Goal and background:
          As a student in GIS 1, the purpose of completing Lab 1 was to incorporate the skills I have obtained accomplishing tutorials 1-3 from Mastering ArcGIS by Maribeth Price and analyze different map projections. Utilizing the knowledge gained about geographic and projected coordinate systems, data was examined for projection errors and corrected accordingly.

Methods: 
          To start the lab, I unzipped lab1_data.zip to release the files to my personal GIS folder for easy access during the lab. To further simplify access to the data, I set my current and scratch workspace to my Lab 1 folder and stored relative pathnames to data sources from the geoprocessing menu and file menu respectively.

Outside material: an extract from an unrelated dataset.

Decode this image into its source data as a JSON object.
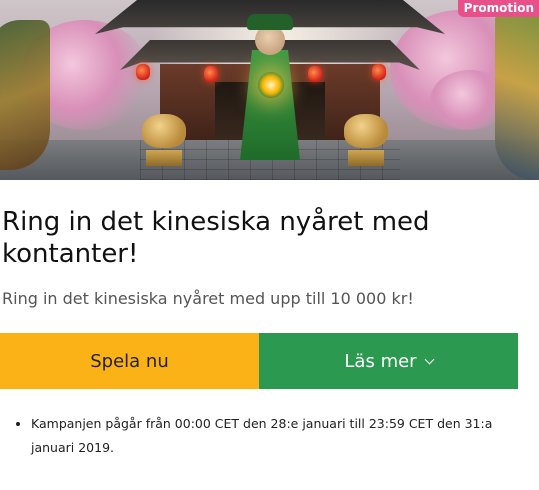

           For Part 1, I added country and geogrid data from my World folder to the map, making sure the country layer was above the geogrid layer. I named this layer Geographic Projection and set its coordinate system to WGS 1984. I saved the map to my Lab 1 folder as a good habit for protecting work in progress. Next, I added a new data frame to the map and named it Mercator Projection. Once again, I opened the data frame's property window and switched the data's coordinate system from the coordinate system tab, this time to a projected World Mercator Projection. I repeated these steps for three more data frames - named Sinusoidal, Equidistant-Conic, and Azithumal Equidistant and displaying them with the projected coordinate systems that matched the data frames' name (all in under world projections).

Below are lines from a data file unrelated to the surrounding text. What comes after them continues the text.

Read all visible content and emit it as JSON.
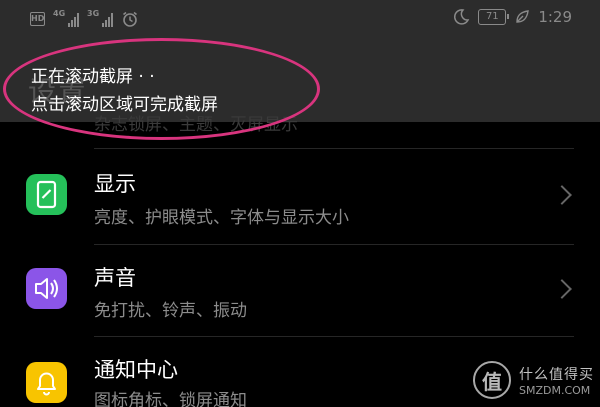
{
  "status_bar": {
    "hd_label": "HD",
    "sim1_label": "4G",
    "sim2_label": "3G",
    "battery": "71",
    "time": "1:29",
    "icons": [
      "hd-icon",
      "signal-icon",
      "signal-icon",
      "alarm-icon",
      "moon-icon",
      "battery-icon",
      "leaf-icon"
    ]
  },
  "notice": {
    "line1": "正在滚动截屏 · ·",
    "line2": "点击滚动区域可完成截屏",
    "ghost_title": "设置",
    "ghost_sub": "杂志锁屏、主题、灭屏显示",
    "highlight_color": "#d8347e"
  },
  "settings": [
    {
      "title": "显示",
      "subtitle": "亮度、护眼模式、字体与显示大小",
      "icon": "display-icon",
      "color": "#25c05a"
    },
    {
      "title": "声音",
      "subtitle": "免打扰、铃声、振动",
      "icon": "speaker-icon",
      "color": "#8b55e8"
    },
    {
      "title": "通知中心",
      "subtitle": "图标角标、锁屏通知",
      "icon": "bell-icon",
      "color": "#f8c400"
    }
  ],
  "watermark": {
    "badge": "值",
    "cn": "什么值得买",
    "url": "SMZDM.COM"
  }
}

          For part 2 of Lab 1, I created a sixth data frame and named it Wisconsin UTM and added the states shapefile from the USA folder to the data frame. I used the select features tool to highlight Wisconsin from the layer. I right-clicked the states layer and selected "selection - create layer from selected feature." I then exported the selected feature using the data layer's current coordinate system to my Lab 1 folder and named in Wisconsin. The new shapefile was added to the data frame and removed the states layer so that Wisconsin was the only layer. I changed the projected coordinate system to UTM, NAD 1983, Zone 16N to best represent the state.

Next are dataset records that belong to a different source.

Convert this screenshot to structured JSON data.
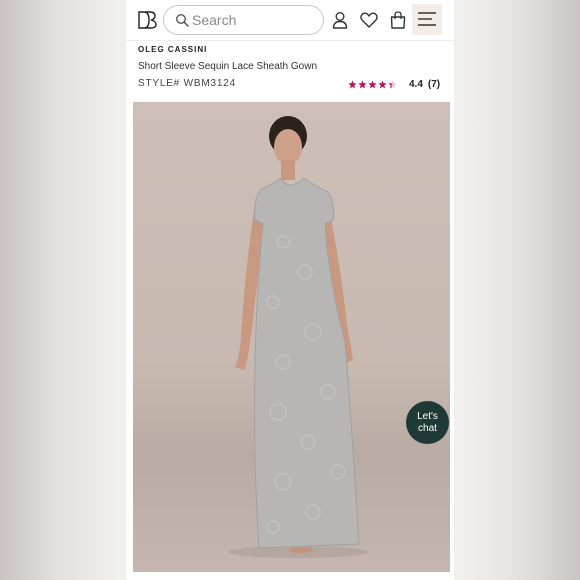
{
  "header": {
    "logo_icon": "db-logo-icon",
    "search": {
      "placeholder": "Search",
      "icon": "search-icon"
    },
    "icons": [
      "account-icon",
      "heart-icon",
      "bag-icon",
      "menu-icon"
    ]
  },
  "product": {
    "brand": "OLEG CASSINI",
    "name": "Short Sleeve Sequin Lace Sheath Gown",
    "style": "STYLE# WBM3124",
    "rating": {
      "stars": 4.4,
      "max_stars": 5,
      "score": "4.4",
      "count": "(7)",
      "star_color": "#b5155a"
    }
  },
  "image": {
    "alt": "Model wearing silver sequin lace sheath gown"
  },
  "chat": {
    "line1": "Let's",
    "line2": "chat",
    "background": "#1f3a36"
  }
}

          For section 2 of part 2, I created a seventh data frame called States and added the states and stroads_miv5a shapefiles to the data frame. Although these shapeless do not have the same coordinate system, the data overlaid each other in a on-the-fly projection. I used the project tool to change the stroads_miv5a shapefile coordinate system to match the state shape file's by importing its coordinate system. Afterwards, I projected the data frame onto a North American Lambert Conformal Conic projection.
          For part 3, I created a map displaying all seven of my data frames by manipulating them in the layout view format. I labeled them accordingly, added a title, north arrows, name, date of creation, and scale information (Figure 1). The completed map was exposed to my Lab 1 folder as a .jpg.
          For part 4, I opened a new blank map and added the Central_WI_CTS.shp to the map. I warning appears because this shapefile has no defined coordinate system. Using the shapefile's metadata, I defined its geographic coordinate system as a North American 1983 GCS and its projected coordinate system as NAD 1983 Stateplane Wisconsin Central FIPS 4802 because of the counties location in central Wisconsin. Next, I added the Lower_Chip_strms.shp to the data frame but it has no projected coordinate system. Therefore, I defined its coordinate system by importing Central_WI_CTS.shp's projected coordinate system into the Lower_CHIP_strms.shp so they would be in the same coordinate system. In the layout view, I customized the map by adding labels, a title, a legion, a north arrow, netlike, name, and date created (Figure 2). Lastly, I exported this final map as a .jpg to my Lab 1 folder.
Results: 
                 Figure 1: The final product of part 3, which includes all seven data frames         encompassing the work done in parts 1 and 2, displayed under different map projections.
                    Figure 2: The final product of part 4 showing Central Wisconsin counties and rivers in
NAD 1983 Stateplane Wisconsin Central FIPS 4802.

Sources:
Michigan Department of Transportation (2017) [downloaded file] http://www.michigan.gov/mdot/ [Feb. 17, 2017].


Price, M. H. (2016) Mastering ArcGIS. New York, NY: McGraw-Hill Education.